C. Additional Information:

Land descriptions should also include the county and state to avoid confusion.

VII. Geodetic Survey System and Quadrangles

A. U.S. Geological Survey (USGS):

The USGS maintains a geodetic survey system and publishes detailed topographic maps called quadrangles.

B. Quadrangle Maps:

These maps typically show:

1. Baselines and Principal Meridians
2. Section Lines
3. Topographic Features (towns, roads, bodies of water, contour lines, elevations)

C. Usefulness of Quadrangles:

Quadrangles provide valuable information for land surveying, planning, and environmental studies.

VIII. Practical Applications and Exercises

A. Boundary Disputes:

The Rectangular Survey System is essential for resolving boundary disputes. Surveyors use the system to retrace original survey lines and determine the correct location of property boundaries.

B. Land Development:

Developers rely on the Rectangular Survey System to divide land into lots and create subdivisions. Accurate land descriptions are crucial for ensuring clear title and facilitating property transactions.

C. Geographic Information Systems (GIS):

The Rectangular Survey System is integrated into GIS software, allowing users to create digital maps and analyze land-related data.

D. Example Experiment/Exercise:

1. Objective: Determine the area of a parcel described using the Rectangular Survey System.
2. Materials: USGS quadrangle map, calculator, ruler.
3. Procedure:
   • Identify the parcel on the quadrangle map.
   • Determine the aliquot parts that make up the parcel.
   • Calculate the area of each aliquot part.
   • Sum the areas to find the total area of the parcel.

IX. Conclusion

The Rectangular Survey System provides a structured framework for dividing and describing land.
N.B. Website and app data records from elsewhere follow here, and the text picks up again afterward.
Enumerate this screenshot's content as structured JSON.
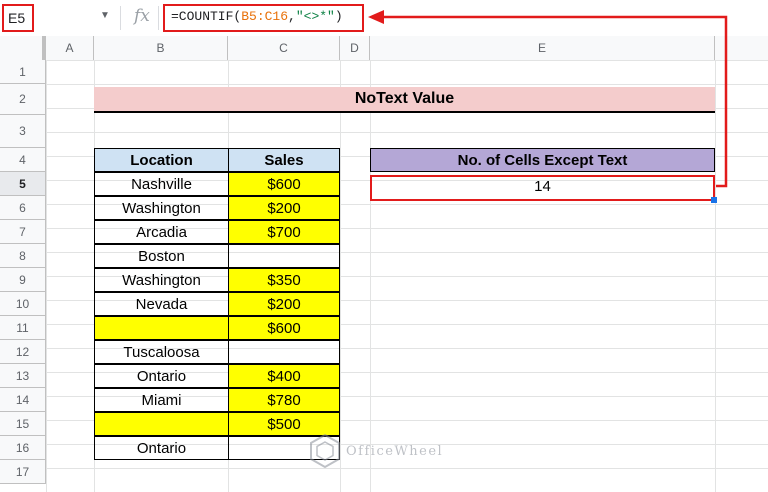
{
  "formula_bar": {
    "name_box": "E5",
    "fx": "fx",
    "formula_prefix": "=COUNTIF(",
    "formula_range": "B5:C16",
    "formula_sep": ",",
    "formula_criteria": "\"<>*\"",
    "formula_suffix": ")"
  },
  "columns": [
    "A",
    "B",
    "C",
    "D",
    "E"
  ],
  "rows": [
    "1",
    "2",
    "3",
    "4",
    "5",
    "6",
    "7",
    "8",
    "9",
    "10",
    "11",
    "12",
    "13",
    "14",
    "15",
    "16",
    "17"
  ],
  "selected_row": "5",
  "sheet": {
    "title": "NoText Value",
    "table": {
      "headers": [
        "Location",
        "Sales"
      ],
      "rows": [
        {
          "location": "Nashville",
          "sales": "$600"
        },
        {
          "location": "Washington",
          "sales": "$200"
        },
        {
          "location": "Arcadia",
          "sales": "$700"
        },
        {
          "location": "Boston",
          "sales": ""
        },
        {
          "location": "Washington",
          "sales": "$350"
        },
        {
          "location": "Nevada",
          "sales": "$200"
        },
        {
          "location": "",
          "sales": "$600"
        },
        {
          "location": "Tuscaloosa",
          "sales": ""
        },
        {
          "location": "Ontario",
          "sales": "$400"
        },
        {
          "location": "Miami",
          "sales": "$780"
        },
        {
          "location": "",
          "sales": "$500"
        },
        {
          "location": "Ontario",
          "sales": ""
        }
      ]
    },
    "result": {
      "header": "No. of Cells Except Text",
      "value": "14"
    }
  },
  "watermark": "OfficeWheel",
  "colors": {
    "title_fill": "#f4cccc",
    "header_blue": "#cfe2f3",
    "header_purple": "#b4a7d6",
    "highlight_yellow": "#ffff00",
    "annotation_red": "#e21b1b"
  }
}
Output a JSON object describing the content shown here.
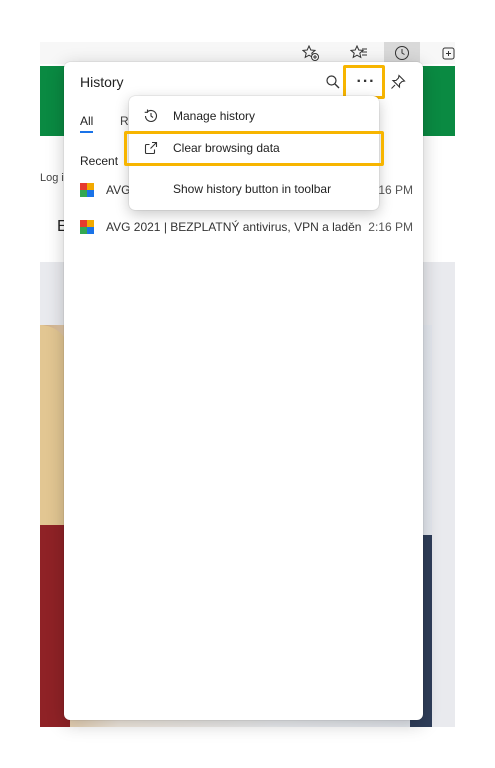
{
  "browser": {
    "toolbar_icons": [
      "add-favorite-icon",
      "favorites-icon",
      "history-icon",
      "collections-icon"
    ],
    "background": {
      "partial_login": "Log in",
      "partial_heading": "E"
    }
  },
  "history_panel": {
    "title": "History",
    "tabs": [
      {
        "label": "All",
        "selected": true
      },
      {
        "label": "Re",
        "selected": false
      }
    ],
    "section_label": "Recent",
    "items": [
      {
        "title": "AVG",
        "time": "16 PM",
        "favicon": "avg-favicon"
      },
      {
        "title": "AVG 2021 | BEZPLATNÝ antivirus, VPN a ladění ...",
        "time": "2:16 PM",
        "favicon": "avg-favicon"
      }
    ],
    "toolbar": {
      "search": "search-icon",
      "more": "···",
      "pin": "pin-icon"
    }
  },
  "more_menu": {
    "items": [
      {
        "label": "Manage history",
        "icon": "history-icon"
      },
      {
        "label": "Clear browsing data",
        "icon": "open-external-icon"
      },
      {
        "label": "Show history button in toolbar",
        "icon": ""
      }
    ]
  },
  "highlight_color": "#f7b500",
  "accent_color": "#0a8a42"
}
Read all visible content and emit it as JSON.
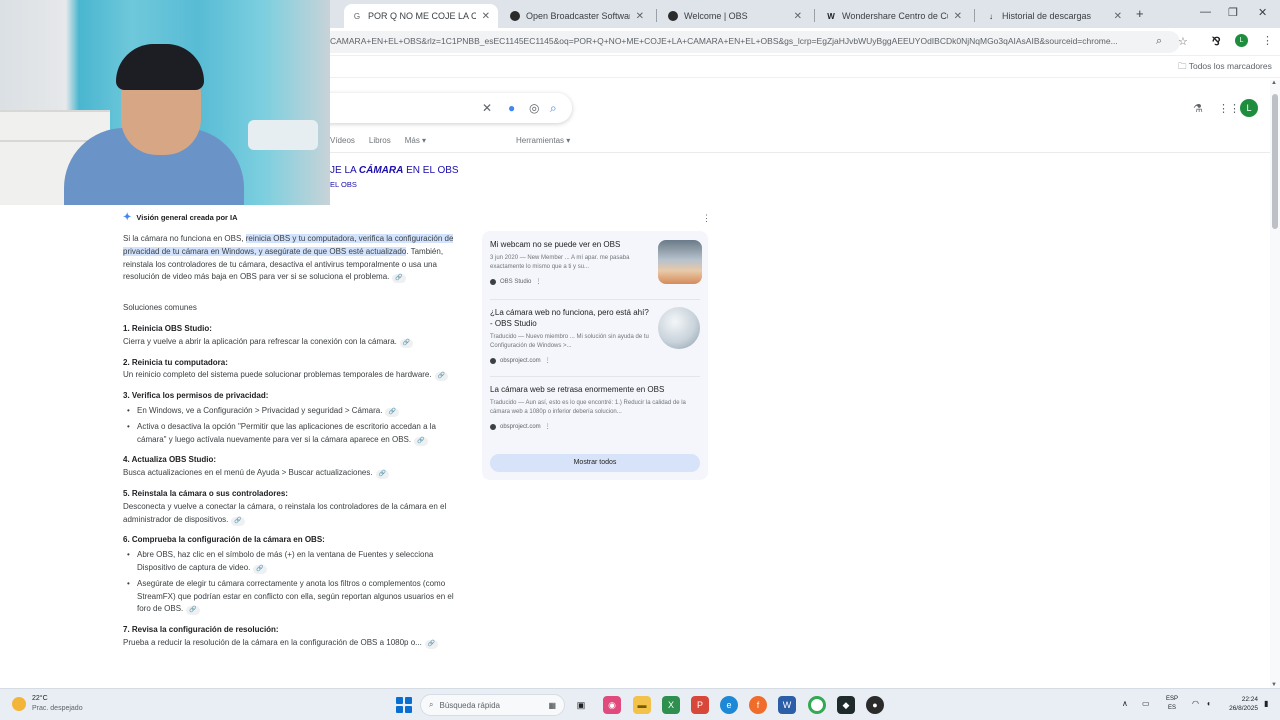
{
  "browser": {
    "tabs": [
      {
        "label": "POR Q NO ME COJE LA CAMA",
        "active": true,
        "favicon": "google-icon"
      },
      {
        "label": "Open Broadcaster Software | O",
        "active": false,
        "favicon": "obs-icon"
      },
      {
        "label": "Welcome | OBS",
        "active": false,
        "favicon": "obs-icon"
      },
      {
        "label": "Wondershare Centro de Cuenta",
        "active": false,
        "favicon": "wondershare-icon"
      },
      {
        "label": "Historial de descargas",
        "active": false,
        "favicon": "download-icon"
      }
    ],
    "url": "CAMARA+EN+EL+OBS&rlz=1C1PNBB_esEC1145EC1145&oq=POR+Q+NO+ME+COJE+LA+CAMARA+EN+EL+OBS&gs_lcrp=EgZjaHJvbWUyBggAEEUYOdIBCDk0NjNqMGo3qAIAsAIB&sourceid=chrome...",
    "bookmarks_all": "Todos los marcadores"
  },
  "google": {
    "filters": [
      "Vídeos",
      "Libros",
      "Más"
    ],
    "tools": "Herramientas",
    "query_title_prefix": "JE LA ",
    "query_title_bold": "CÁMARA",
    "query_title_suffix": " EN EL OBS",
    "query_subtitle": "EL OBS",
    "avatar_letter": "L"
  },
  "ai_overview": {
    "header": "Visión general creada por IA",
    "intro_plain": "Si la cámara no funciona en OBS, ",
    "intro_highlight": "reinicia OBS y tu computadora, verifica la configuración de privacidad de tu cámara en Windows, y asegúrate de que OBS esté actualizado",
    "intro_rest": ". También, reinstala los controladores de tu cámara, desactiva el antivirus temporalmente o usa una resolución de video más baja en OBS para ver si se soluciona el problema.",
    "solutions_heading": "Soluciones comunes",
    "sections": [
      {
        "title": "1. Reinicia OBS Studio:",
        "text": "Cierra y vuelve a abrir la aplicación para refrescar la conexión con la cámara.",
        "bullets": []
      },
      {
        "title": "2. Reinicia tu computadora:",
        "text": "Un reinicio completo del sistema puede solucionar problemas temporales de hardware.",
        "bullets": []
      },
      {
        "title": "3. Verifica los permisos de privacidad:",
        "text": "",
        "bullets": [
          "En Windows, ve a Configuración > Privacidad y seguridad > Cámara.",
          "Activa o desactiva la opción \"Permitir que las aplicaciones de escritorio accedan a la cámara\" y luego actívala nuevamente para ver si la cámara aparece en OBS."
        ]
      },
      {
        "title": "4. Actualiza OBS Studio:",
        "text": "Busca actualizaciones en el menú de Ayuda > Buscar actualizaciones.",
        "bullets": []
      },
      {
        "title": "5. Reinstala la cámara o sus controladores:",
        "text": "Desconecta y vuelve a conectar la cámara, o reinstala los controladores de la cámara en el administrador de dispositivos.",
        "bullets": []
      },
      {
        "title": "6. Comprueba la configuración de la cámara en OBS:",
        "text": "",
        "bullets": [
          "Abre OBS, haz clic en el símbolo de más (+) en la ventana de Fuentes y selecciona Dispositivo de captura de video.",
          "Asegúrate de elegir tu cámara correctamente y anota los filtros o complementos (como StreamFX) que podrían estar en conflicto con ella, según reportan algunos usuarios en el foro de OBS."
        ]
      },
      {
        "title": "7. Revisa la configuración de resolución:",
        "text": "Prueba a reducir la resolución de la cámara en la configuración de OBS a 1080p o...",
        "bullets": []
      }
    ]
  },
  "sources": {
    "cards": [
      {
        "title": "Mi webcam no se puede ver en OBS",
        "snippet": "3 jun 2020 — New Member ... A mí apar. me pasaba exactamente lo mismo que a ti y su...",
        "site": "OBS Studio"
      },
      {
        "title": "¿La cámara web no funciona, pero está ahí? - OBS Studio",
        "snippet": "Traducido — Nuevo miembro ... Mi solución sin ayuda de tu Configuración de Windows >...",
        "site": "obsproject.com"
      },
      {
        "title": "La cámara web se retrasa enormemente en OBS",
        "snippet": "Traducido — Aun así, esto es lo que encontré: 1.) Reducir la calidad de la cámara web a 1080p o inferior debería solucion...",
        "site": "obsproject.com"
      }
    ],
    "show_all": "Mostrar todos"
  },
  "taskbar": {
    "weather_temp": "22°C",
    "weather_desc": "Prac. despejado",
    "search_placeholder": "Búsqueda rápida",
    "lang_top": "ESP",
    "lang_bottom": "ES",
    "time": "22:24",
    "date": "26/8/2025"
  }
}
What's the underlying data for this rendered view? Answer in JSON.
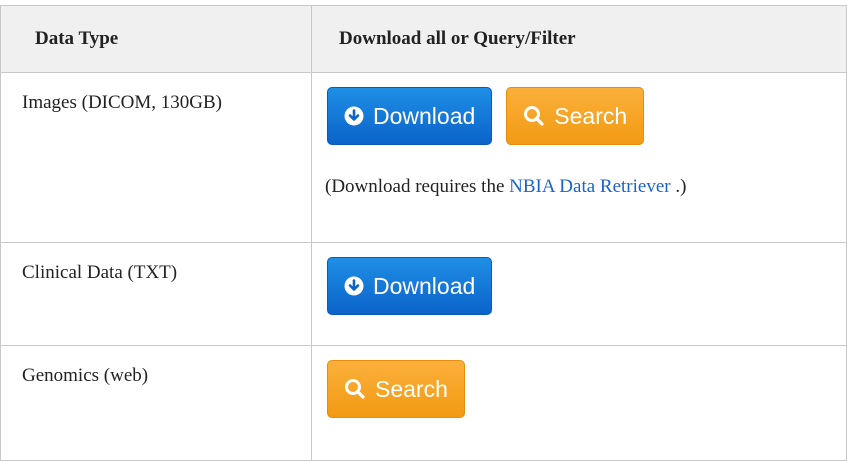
{
  "table": {
    "headers": {
      "type": "Data Type",
      "actions": "Download all or Query/Filter"
    },
    "rows": [
      {
        "type": "Images (DICOM, 130GB)",
        "download_label": "Download",
        "search_label": "Search",
        "note_prefix": "(Download requires the ",
        "note_link": "NBIA Data Retriever",
        "note_suffix": " .)"
      },
      {
        "type": "Clinical Data (TXT)",
        "download_label": "Download"
      },
      {
        "type": "Genomics (web)",
        "search_label": "Search"
      }
    ]
  },
  "colors": {
    "download_button": "#0b63c9",
    "search_button": "#f29a13",
    "link": "#1a63c9",
    "header_bg": "#f0f0f0"
  },
  "icons": {
    "download": "circle-arrow-down-icon",
    "search": "magnifier-icon"
  }
}
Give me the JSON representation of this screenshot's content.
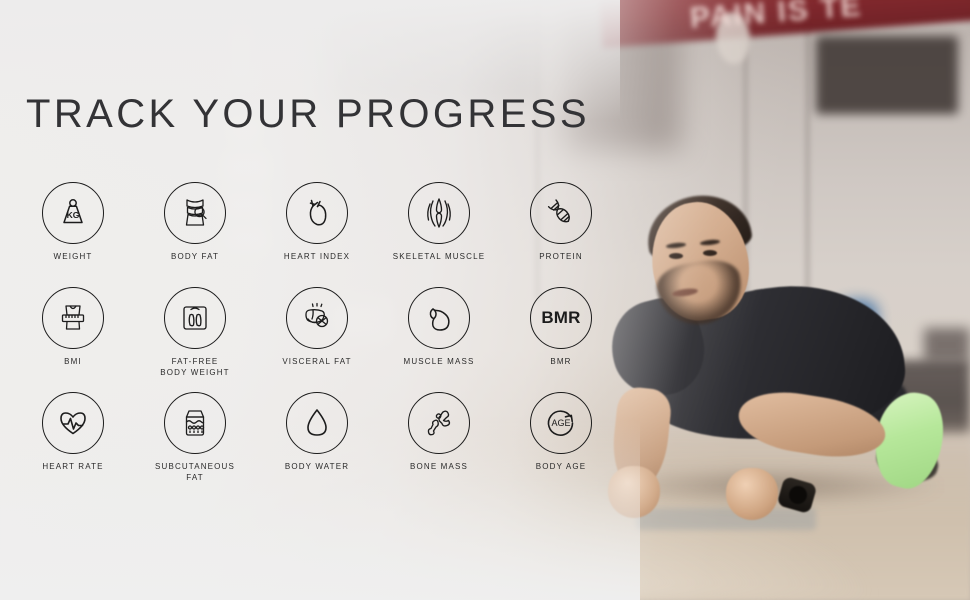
{
  "banner": {
    "title": "TRACK YOUR PROGRESS",
    "background_scene": "blurred gym interior with athlete doing a forearm plank",
    "wall_sign_text": "PAIN IS TE",
    "colors": {
      "title_text": "#333336",
      "label_text": "#2a2a2a",
      "icon_stroke": "#1c1c1c",
      "overlay_wash": "#f0efee",
      "wall_sign_red": "#7e2227",
      "shirt": "#232327",
      "shoe_accent": "#b6e79a"
    }
  },
  "metrics": {
    "rows": [
      [
        {
          "label": "WEIGHT",
          "icon": "weight-kg-icon"
        },
        {
          "label": "BODY FAT",
          "icon": "body-fat-icon"
        },
        {
          "label": "HEART INDEX",
          "icon": "heart-index-icon"
        },
        {
          "label": "SKELETAL MUSCLE",
          "icon": "skeletal-muscle-icon"
        },
        {
          "label": "PROTEIN",
          "icon": "protein-dna-icon"
        }
      ],
      [
        {
          "label": "BMI",
          "icon": "bmi-tape-icon"
        },
        {
          "label": "FAT-FREE\nBODY WEIGHT",
          "icon": "body-scale-icon"
        },
        {
          "label": "VISCERAL FAT",
          "icon": "visceral-fat-icon"
        },
        {
          "label": "MUSCLE MASS",
          "icon": "bicep-icon"
        },
        {
          "label": "BMR",
          "icon": "bmr-text-icon",
          "icon_text": "BMR"
        }
      ],
      [
        {
          "label": "HEART RATE",
          "icon": "heart-pulse-icon"
        },
        {
          "label": "SUBCUTANEOUS\nFAT",
          "icon": "subcutaneous-fat-icon"
        },
        {
          "label": "BODY WATER",
          "icon": "water-drop-icon"
        },
        {
          "label": "BONE MASS",
          "icon": "bone-mass-icon"
        },
        {
          "label": "BODY  AGE",
          "icon": "body-age-icon",
          "icon_text": "AGE"
        }
      ]
    ]
  }
}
Understanding its principles, including the role of principal meridians, baselines, townships, sections, and aliquot parts, is crucial for professionals in various fields. Accurate application of the system ensures clear land titles, facilitates property transactions, and supports effective land management. The adjustments for the Earth’s curvature and the handling of irregular sections demonstrate the system’s adaptability to real-world conditions. Continued study and application of these concepts are essential for mastering the Rectangular Survey System.